Now, in some communities, such as Harnett County, similar services are close by – thanks to a partnership with WakeMed.
Only 10 months old, Central Harnett Hospital is an acute care facility in Lillington - with 24/7 emergency care and many surgical services. Its older sister facility, Betsy Johnson Hospital in Dunn, offers much the same, plus maternity care.
Both are part of the WakeMed Hospitalist program.
"We manage and take care of the patient while they're here, and when they're discharged, we send them back to their primary doctor," said Dr. Christopher Stewart, a hospitalist working with Harnett Health System.
Hospitalists in the Harnett Health System are employed by WakeMed and work primarily in the two county hospitals, but they also rotate at WakeMed Raleigh and WakeMed Cary.
"It allows patients to have a degree of confidence that it's the same doctors in Lillington as it would be in Raleigh," said Dr. Wallace Horne, Harnett Health's vice president of medical affairs.
The hospitalists know different specialists at WakeMed in Raleigh and call them anytime for consultation on individual cases.
It's that continuity of care that makes this facility feel and look like a major, big-city hospital.

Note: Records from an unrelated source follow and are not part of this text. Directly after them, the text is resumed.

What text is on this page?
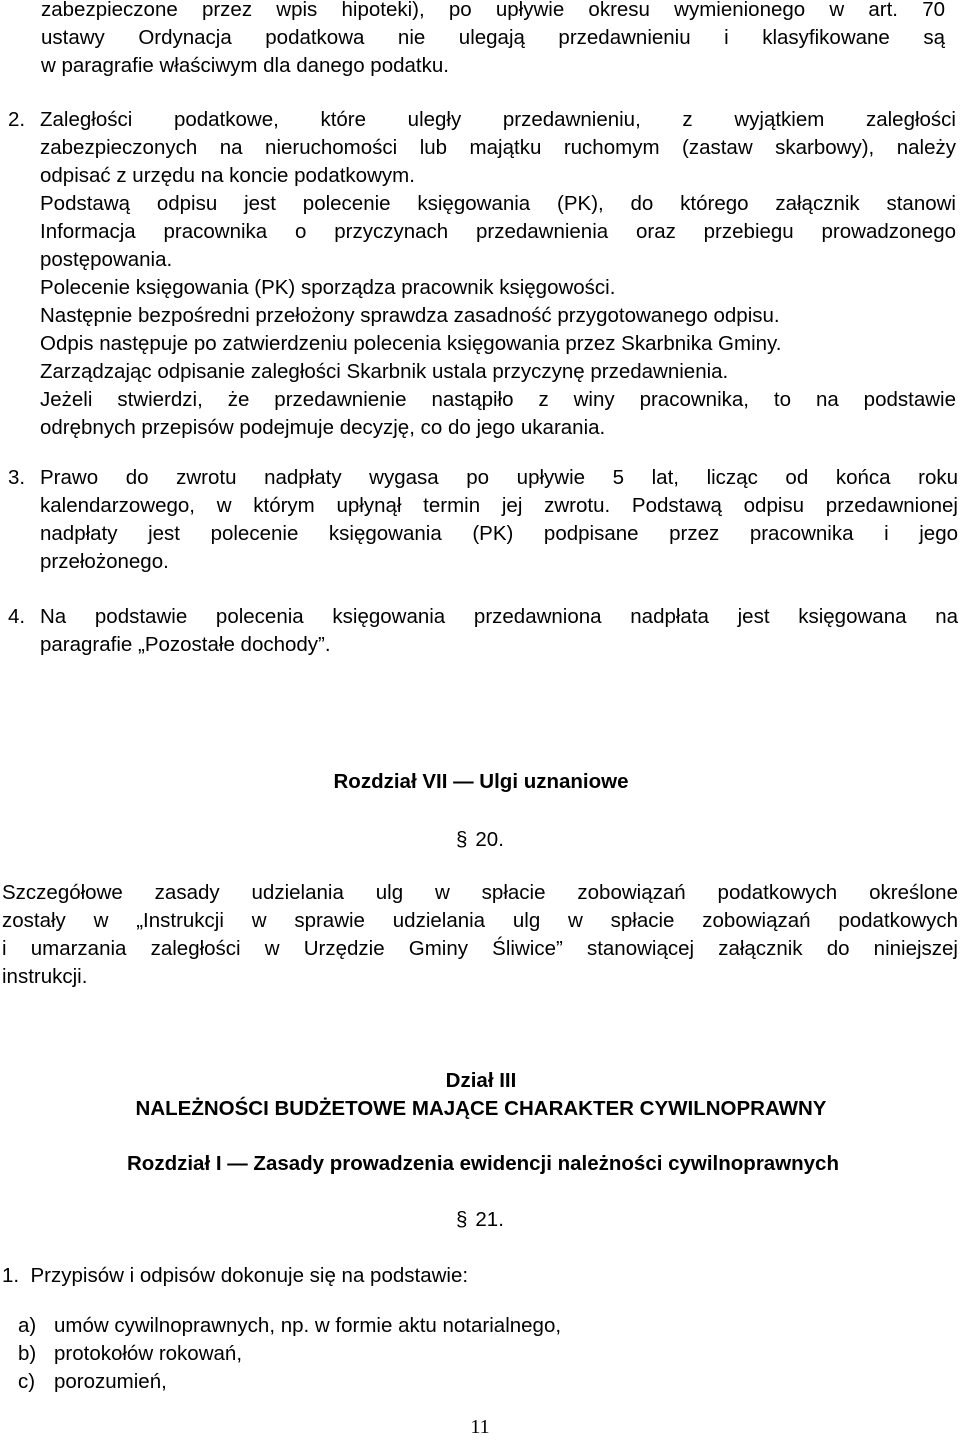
zabezpieczone przez wpis hipoteki), po upływie okresu wymienionego w art. 70
ustawy Ordynacja podatkowa nie ulegają przedawnieniu i klasyfikowane są
w paragrafie właściwym dla danego podatku.
2. Zaległości podatkowe, które uległy przedawnieniu, z wyjątkiem zaległości
zabezpieczonych na nieruchomości lub majątku ruchomym (zastaw skarbowy), należy
odpisać z urzędu na koncie podatkowym.
Podstawą odpisu jest polecenie księgowania (PK), do którego załącznik stanowi
Informacja pracownika o przyczynach przedawnienia oraz przebiegu prowadzonego
postępowania.
Polecenie księgowania (PK) sporządza pracownik księgowości.
Następnie bezpośredni przełożony sprawdza zasadność przygotowanego odpisu.
Odpis następuje po zatwierdzeniu polecenia księgowania przez Skarbnika Gminy.
Zarządzając odpisanie zaległości Skarbnik ustala przyczynę przedawnienia.
Jeżeli stwierdzi, że przedawnienie nastąpiło z winy pracownika, to na podstawie
odrębnych przepisów podejmuje decyzję, co do jego ukarania.
3. Prawo do zwrotu nadpłaty wygasa po upływie 5 lat, licząc od końca roku
kalendarzowego, w którym upłynął termin jej zwrotu. Podstawą odpisu przedawnionej
nadpłaty jest polecenie księgowania (PK) podpisane przez pracownika i jego
przełożonego.
4. Na podstawie polecenia księgowania przedawniona nadpłata jest księgowana na
paragrafie „Pozostałe dochody”.
Rozdział VII — Ulgi uznaniowe
§ 20.
Szczegółowe zasady udzielania ulg w spłacie zobowiązań podatkowych określone
zostały w „Instrukcji w sprawie udzielania ulg w spłacie zobowiązań podatkowych
i umarzania zaległości w Urzędzie Gminy Śliwice” stanowiącej załącznik do niniejszej
instrukcji.
Dział III
NALEŻNOŚCI BUDŻETOWE MAJĄCE CHARAKTER CYWILNOPRAWNY
Rozdział I — Zasady prowadzenia ewidencji należności cywilnoprawnych
§ 21.
1.  Przypisów i odpisów dokonuje się na podstawie:
a) umów cywilnoprawnych, np. w formie aktu notarialnego,
b) protokołów rokowań,
c) porozumień,
11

Most major hospitals are establishing similar ties with smaller community hospitals. The efforts allow patients to receive sophisticated medical services right in their own backyard.
It also takes some of the patient load pressures off of the bigger hospitals.
Harnett County patients can still travel to Raleigh if they'd like.
"It's their choice, but why would you drive to Raleigh when you can come locally and receive the same care by the same doctors?" Horne said.